North Takoma station was a train station on the B&O Metropolitan Subdivision near the border of Takoma Park and Silver Spring in Montgomery County, Maryland.

History
North Takoma station once served passengers near the present-day site of Montgomery College, adjacent to a hotel operated by Benjamin Franklin Gilbert, the founder and first mayor of Takoma Park. Gilbert operated the hotel into the early 1900s before financial difficulties forced him to sell the property. In 1908, the Bliss Electrical College moved to the site of the hotel from its former campus in downtown Washington. Montgomery College absorbed Bliss in the 1950s, and continues to have a campus on this site today. 
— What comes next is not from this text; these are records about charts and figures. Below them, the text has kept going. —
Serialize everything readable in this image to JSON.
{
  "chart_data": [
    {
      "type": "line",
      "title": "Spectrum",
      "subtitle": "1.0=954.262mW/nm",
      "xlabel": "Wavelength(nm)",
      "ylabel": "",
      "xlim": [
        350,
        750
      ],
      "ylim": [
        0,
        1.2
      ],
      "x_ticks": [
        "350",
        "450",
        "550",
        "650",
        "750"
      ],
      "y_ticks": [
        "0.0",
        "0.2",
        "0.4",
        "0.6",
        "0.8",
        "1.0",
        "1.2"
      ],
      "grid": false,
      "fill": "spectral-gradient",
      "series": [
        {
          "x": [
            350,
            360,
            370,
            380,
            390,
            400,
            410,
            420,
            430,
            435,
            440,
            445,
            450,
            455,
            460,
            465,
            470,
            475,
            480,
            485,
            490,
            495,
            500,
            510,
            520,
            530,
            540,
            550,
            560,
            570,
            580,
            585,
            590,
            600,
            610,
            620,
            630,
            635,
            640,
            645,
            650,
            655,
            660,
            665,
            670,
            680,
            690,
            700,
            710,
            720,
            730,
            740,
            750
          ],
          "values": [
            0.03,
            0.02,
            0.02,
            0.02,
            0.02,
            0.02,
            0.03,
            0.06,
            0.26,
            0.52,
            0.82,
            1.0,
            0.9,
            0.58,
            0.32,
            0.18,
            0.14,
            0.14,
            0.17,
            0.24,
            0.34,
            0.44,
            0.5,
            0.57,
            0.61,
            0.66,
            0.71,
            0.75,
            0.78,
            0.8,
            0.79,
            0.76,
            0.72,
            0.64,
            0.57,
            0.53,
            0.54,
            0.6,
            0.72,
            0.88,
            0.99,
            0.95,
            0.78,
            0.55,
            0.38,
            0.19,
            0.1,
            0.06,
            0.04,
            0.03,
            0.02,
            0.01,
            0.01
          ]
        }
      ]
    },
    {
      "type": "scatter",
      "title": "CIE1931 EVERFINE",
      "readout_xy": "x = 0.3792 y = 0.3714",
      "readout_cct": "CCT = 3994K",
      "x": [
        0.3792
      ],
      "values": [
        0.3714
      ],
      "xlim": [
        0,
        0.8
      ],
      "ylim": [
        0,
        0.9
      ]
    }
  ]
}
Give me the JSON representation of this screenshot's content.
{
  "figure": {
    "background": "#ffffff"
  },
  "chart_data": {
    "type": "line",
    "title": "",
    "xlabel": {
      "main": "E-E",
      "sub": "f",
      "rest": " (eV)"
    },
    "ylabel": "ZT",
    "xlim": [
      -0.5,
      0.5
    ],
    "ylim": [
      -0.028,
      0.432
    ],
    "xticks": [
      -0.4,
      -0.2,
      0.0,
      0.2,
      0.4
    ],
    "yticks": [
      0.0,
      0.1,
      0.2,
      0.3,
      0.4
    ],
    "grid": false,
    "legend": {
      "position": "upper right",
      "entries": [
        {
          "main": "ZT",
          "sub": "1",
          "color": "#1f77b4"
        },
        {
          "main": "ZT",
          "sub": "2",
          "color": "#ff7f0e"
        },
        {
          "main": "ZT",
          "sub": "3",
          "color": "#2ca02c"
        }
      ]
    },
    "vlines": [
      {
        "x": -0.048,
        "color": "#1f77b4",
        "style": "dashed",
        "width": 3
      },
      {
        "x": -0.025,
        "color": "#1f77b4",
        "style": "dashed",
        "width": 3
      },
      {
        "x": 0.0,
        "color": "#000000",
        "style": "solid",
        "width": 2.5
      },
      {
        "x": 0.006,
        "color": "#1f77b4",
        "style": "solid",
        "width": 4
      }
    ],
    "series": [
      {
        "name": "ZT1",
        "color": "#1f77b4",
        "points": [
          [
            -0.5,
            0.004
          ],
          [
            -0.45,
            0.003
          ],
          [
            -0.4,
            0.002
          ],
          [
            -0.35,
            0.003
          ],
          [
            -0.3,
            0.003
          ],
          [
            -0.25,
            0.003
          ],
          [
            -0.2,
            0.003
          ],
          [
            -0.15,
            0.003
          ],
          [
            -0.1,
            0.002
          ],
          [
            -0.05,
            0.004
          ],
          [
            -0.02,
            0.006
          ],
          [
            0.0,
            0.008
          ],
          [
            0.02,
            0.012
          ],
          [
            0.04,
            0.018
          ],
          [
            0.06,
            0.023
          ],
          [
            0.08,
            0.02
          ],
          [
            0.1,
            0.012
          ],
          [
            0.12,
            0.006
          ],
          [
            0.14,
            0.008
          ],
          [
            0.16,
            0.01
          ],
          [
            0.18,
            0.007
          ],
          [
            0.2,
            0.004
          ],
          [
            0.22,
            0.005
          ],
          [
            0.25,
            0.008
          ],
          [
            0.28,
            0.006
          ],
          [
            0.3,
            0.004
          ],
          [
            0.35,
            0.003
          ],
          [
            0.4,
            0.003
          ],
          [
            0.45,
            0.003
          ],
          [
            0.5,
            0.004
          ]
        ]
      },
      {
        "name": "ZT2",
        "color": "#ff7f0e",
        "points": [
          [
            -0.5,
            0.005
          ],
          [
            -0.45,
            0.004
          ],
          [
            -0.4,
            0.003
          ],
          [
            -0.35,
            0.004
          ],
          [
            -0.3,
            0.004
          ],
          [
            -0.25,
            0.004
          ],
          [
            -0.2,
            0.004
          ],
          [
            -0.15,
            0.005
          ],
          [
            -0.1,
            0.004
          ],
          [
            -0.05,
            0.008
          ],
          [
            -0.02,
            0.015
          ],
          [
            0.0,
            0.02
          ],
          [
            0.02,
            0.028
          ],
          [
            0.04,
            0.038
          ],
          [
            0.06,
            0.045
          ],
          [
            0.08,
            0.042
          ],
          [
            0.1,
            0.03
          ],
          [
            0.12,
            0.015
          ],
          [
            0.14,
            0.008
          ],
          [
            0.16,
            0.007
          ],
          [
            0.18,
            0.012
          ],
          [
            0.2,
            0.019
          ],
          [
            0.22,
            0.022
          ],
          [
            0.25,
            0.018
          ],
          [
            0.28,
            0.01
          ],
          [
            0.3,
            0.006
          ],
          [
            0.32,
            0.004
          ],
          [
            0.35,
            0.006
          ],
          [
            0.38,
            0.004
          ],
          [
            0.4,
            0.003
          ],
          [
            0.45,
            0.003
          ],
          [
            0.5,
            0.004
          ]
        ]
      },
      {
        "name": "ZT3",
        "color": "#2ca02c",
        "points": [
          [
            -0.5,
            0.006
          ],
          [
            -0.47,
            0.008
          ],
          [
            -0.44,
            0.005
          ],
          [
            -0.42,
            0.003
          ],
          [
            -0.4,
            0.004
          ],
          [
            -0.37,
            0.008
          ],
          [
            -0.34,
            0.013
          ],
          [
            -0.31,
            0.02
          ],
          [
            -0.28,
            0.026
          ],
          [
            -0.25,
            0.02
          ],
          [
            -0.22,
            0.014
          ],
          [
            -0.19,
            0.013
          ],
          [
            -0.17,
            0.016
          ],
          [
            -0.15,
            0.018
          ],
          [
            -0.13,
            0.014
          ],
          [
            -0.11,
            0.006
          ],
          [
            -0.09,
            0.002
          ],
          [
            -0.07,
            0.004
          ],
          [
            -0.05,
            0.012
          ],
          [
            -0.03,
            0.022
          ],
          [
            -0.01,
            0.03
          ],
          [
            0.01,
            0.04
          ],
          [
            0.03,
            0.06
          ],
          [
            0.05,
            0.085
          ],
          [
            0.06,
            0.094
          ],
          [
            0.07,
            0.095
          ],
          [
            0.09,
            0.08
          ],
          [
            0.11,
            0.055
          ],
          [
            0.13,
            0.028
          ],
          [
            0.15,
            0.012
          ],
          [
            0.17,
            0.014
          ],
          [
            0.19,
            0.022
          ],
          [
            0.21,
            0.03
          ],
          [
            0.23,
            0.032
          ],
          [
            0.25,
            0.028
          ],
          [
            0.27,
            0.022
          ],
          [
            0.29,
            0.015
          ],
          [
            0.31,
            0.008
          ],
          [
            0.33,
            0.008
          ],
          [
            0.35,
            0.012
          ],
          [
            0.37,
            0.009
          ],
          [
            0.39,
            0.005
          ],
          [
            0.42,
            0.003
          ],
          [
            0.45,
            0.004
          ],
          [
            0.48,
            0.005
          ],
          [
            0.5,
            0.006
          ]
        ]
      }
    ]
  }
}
The station ceased to receive passenger service sometime in the first half of the 20th century, and was abandoned by the time construction of the Washington Metro began. This infrastructural modernization project, which impacted the Metropolitan Subdivision between Union Station and Silver Spring, eliminated all visible traces of the station in the 1960s. Today, the former site of the station houses an important pedestrian bridge across the Metropolitan Branch, providing a link for the campus of Montgomery College, which now spans the tracks.

Future
The vicinity once occupied by this Baltimore & Ohio station is currently being considered for an infill station on the Red Line of the Washington Metro. As of 2021, the project is in the initial stages of planning public inquiry.